Here's the hard truth: most teams waste weeks on performance work because they skip the baseline. You need to know what 'normal' looks like before you can spot abnormal. That means setting up JFR on day one, even if you're not debugging anything. The data you collect when everything is fine is your most valuable asset when things break.
What is Java Profiling and Performance?
Java Profiling and Performance is a core concept in Java. Rather than starting with a dry definition, let's see it in action and understand why it exists.

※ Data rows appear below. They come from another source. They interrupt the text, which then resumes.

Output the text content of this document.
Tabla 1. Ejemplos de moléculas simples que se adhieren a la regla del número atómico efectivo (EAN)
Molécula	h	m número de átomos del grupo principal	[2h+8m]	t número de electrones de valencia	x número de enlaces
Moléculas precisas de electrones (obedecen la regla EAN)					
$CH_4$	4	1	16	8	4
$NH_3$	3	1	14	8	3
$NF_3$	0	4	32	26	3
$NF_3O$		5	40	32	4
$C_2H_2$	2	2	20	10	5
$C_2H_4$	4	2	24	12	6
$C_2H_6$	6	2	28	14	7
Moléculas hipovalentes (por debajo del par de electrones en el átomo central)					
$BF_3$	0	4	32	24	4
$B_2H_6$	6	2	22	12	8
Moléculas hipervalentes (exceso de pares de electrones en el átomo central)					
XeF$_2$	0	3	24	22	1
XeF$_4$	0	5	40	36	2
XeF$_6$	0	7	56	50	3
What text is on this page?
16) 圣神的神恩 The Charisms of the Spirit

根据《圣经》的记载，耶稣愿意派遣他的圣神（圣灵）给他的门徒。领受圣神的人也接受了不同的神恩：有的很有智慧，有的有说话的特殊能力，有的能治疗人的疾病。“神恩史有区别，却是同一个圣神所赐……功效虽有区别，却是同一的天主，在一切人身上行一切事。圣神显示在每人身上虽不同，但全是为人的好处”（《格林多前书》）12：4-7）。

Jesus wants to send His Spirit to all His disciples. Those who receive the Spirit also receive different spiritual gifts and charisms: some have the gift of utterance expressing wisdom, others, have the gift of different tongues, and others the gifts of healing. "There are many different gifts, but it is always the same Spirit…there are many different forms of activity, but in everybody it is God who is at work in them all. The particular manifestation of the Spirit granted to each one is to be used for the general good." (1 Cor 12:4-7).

When you run a real server, profiling gives you the answers to three hard questions: where is the CPU going, where is the memory going, and what is the application waiting on? Without this data, every optimisation is guesswork. The tools we'll cover — JFR, async-profiler, and heap dump analyzers — let you answer those questions without restarting your JVM or modifying your code. They attach to a running process and record what's happening in real time, with overhead so low you can run them in production during business hours.
Here's a concrete trap: a team spent two weeks optimising a database query that appeared slow in their test environment. After profiling the production instance, they discovered the actual bottleneck was thread contention in their object mapper — the query was fine. Profiling first would've saved them a sprint.
Think of profiling as your JVM's black box recorder — you want it running before the incident, not after. The same way you'd never debug a plane crash without the flight data recorder, you shouldn't debug a production slowdown without profiling data. That's why always-on JFR is the first tool you set up.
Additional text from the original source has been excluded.